Die Herrschaft der Mainstreamer über die Zweifler

Zum alltäglichen Punktesieg des zweifelsresistenten Siegertyps Mainstreamer über den ungläubigen Nachfrager

von Josef Hueber

Das Profil des Mainstreamers

Sein intellektuelles Gesicht ist das einer Schaufensterpuppe: glatt, ohne Individualität, identisch gegossen, wie alle anderen. Er ist „in“, der In-Typ, der dir täglich begegnet. Wenn es um zweifelndes Nachfragen geht, merkst du an seinen uniformen, gestanzten Anworten, dass er zum Mainstream gehört.

Jung und Alt dieser Negativelite kommen sich näher wie nie zuvor, wenn es um politische Korrektheit geht. Da gibt es keinen Generationenkonflikt mehr. Alte Narren und ignorante Grünschnäbel mit Eierschalen hinter den Ohren sind dann einer Meinung. Omas und Opas mit dabei, mal gegen rechts, mal gegen Klimawandel, immer gegen Atomkraft. Ignoranz hat eben keine Altersbeschränkung.

Das unerschütterliche Selbstbewusstsein

Grundsätzlich geht der Mainstreamer im sozialen Kontakt davon aus, dass sein Gegenüber dasselbe Denkprofil zeigt wie er. Sein zweifel- und erschütterungsresistentes Ego nährt sich von der Erfahrung, dass Meinungen über Fakten die Oberhand behalten, wenn sie nur von der Mehrheit vertreten und notfalls auch mit Empörung gegen Zweifler verteidigt werden. Seine soziale Freundlichkeit endet, wo die Zustimmung zu seinen Überzeugungen endet. Dann gibt es die Gelbe Karte. Dann kann er unwillig bis aggressiv werden. Man sollte ihm nicht mit dem offenen Visier einer abweichenden Meinung begegnen, andernfalls ist man bald ohne Freunde.

Den Blick in die Gegenrichtung gibt es nicht

Outed sich der Mainstream-Denker mit seinen „richtigen“ Ansichten, gibt es kein Nachfragen. Jeder Nachplapperer in dieser Truppe labt sich an seiner Überzeugung, von der Sache, über die er gerade schwadroniert, etwas zu verstehen. Widersprichst du, fragt der Mainstreamer sofort: „Woher weißt du das?“ Dass er selbst eine Untermauerung für sein „Wissen“ liefert, darauf sollte man nicht hoffen. Ist auch nicht nötig. Er weiß nichts und alles, und alle, die er kennt, wissen es mit ihm. Das schafft soziale Wärme.

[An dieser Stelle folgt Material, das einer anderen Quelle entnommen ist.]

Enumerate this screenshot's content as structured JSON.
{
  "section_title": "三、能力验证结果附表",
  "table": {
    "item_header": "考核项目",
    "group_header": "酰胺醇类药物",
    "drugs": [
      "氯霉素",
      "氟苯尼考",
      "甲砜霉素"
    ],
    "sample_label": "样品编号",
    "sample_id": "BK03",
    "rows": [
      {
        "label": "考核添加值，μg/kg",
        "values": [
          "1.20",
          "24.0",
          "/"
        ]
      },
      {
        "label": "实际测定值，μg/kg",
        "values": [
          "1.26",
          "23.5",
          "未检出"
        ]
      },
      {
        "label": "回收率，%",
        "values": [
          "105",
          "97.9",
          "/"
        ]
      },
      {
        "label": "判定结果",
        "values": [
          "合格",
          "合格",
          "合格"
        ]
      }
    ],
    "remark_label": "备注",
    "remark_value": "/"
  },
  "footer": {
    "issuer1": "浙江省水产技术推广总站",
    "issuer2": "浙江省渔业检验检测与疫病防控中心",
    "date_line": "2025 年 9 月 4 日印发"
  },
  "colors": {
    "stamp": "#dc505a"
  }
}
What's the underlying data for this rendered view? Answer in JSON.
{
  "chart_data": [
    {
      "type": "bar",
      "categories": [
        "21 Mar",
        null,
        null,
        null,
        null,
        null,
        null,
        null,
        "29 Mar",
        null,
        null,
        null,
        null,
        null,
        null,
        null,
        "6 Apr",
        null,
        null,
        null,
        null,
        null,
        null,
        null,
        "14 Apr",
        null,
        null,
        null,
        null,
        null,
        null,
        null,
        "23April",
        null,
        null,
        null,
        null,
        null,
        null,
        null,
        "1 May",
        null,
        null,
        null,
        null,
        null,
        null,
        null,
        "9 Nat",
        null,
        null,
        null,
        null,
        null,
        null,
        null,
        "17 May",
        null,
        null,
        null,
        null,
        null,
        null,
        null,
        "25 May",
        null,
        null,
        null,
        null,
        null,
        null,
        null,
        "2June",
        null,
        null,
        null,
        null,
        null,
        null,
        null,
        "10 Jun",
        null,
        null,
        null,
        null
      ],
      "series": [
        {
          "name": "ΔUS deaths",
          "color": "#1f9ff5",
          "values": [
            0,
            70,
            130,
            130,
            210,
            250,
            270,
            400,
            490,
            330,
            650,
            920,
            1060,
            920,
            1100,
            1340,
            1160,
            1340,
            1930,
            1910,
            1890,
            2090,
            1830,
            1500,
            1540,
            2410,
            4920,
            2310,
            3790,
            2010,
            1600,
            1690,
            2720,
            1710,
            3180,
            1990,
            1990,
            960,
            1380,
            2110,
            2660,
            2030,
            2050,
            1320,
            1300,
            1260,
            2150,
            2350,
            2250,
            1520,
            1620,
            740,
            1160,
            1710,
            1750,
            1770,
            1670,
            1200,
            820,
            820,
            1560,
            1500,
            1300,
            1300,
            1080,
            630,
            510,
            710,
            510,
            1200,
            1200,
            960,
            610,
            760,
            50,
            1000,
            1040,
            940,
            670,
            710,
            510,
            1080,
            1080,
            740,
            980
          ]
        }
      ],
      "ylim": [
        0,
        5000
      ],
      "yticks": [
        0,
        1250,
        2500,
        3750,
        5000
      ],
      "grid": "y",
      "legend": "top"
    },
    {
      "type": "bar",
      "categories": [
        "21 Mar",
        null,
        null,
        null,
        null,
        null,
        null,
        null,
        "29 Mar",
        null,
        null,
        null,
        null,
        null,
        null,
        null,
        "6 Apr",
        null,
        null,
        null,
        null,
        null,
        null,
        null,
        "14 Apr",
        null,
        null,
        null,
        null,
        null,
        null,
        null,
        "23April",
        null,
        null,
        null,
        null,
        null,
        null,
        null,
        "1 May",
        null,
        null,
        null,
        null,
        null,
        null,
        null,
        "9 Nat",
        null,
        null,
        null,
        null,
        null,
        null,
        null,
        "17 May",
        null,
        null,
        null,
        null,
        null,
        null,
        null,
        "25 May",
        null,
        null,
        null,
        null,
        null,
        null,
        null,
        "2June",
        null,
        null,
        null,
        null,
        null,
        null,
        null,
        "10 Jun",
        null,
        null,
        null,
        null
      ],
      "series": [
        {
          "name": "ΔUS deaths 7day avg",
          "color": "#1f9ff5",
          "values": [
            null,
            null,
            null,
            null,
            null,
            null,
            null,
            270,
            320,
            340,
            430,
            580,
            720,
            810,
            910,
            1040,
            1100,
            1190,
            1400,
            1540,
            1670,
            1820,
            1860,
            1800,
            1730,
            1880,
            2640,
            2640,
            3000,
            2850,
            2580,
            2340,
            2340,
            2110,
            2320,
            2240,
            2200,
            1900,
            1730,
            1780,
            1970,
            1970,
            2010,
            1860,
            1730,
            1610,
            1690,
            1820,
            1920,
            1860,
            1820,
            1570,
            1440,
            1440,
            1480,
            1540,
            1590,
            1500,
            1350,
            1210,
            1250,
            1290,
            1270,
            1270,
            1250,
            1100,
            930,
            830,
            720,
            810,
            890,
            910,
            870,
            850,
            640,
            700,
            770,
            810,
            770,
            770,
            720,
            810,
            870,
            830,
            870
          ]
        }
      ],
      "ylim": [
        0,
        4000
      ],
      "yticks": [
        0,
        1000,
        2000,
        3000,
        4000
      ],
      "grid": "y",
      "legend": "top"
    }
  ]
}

Beim Thema Umwelt, CO2 , Energiewende, Individualverkehr, Fleischverzehr, Gentechnik, Müll, Massentierhaltung und nahezu allem, was grün leuchtet, ist klar: Es ist High Noon, 5 vor 12, wenn nicht 5 Minuten danach. Der Planet Erde geht seinem Ende zu. Nicht in Millionen Jahren wegen der Sonne, sondern aus einem einzigen Grund: Es ist die von uns Menschen, der suizidalen Erfindung der Evolution, verursachte CO2-Bedrohung tödlichen Ausmaßes. Das Verenden von Natur und Mensch – all das ist radikal und final.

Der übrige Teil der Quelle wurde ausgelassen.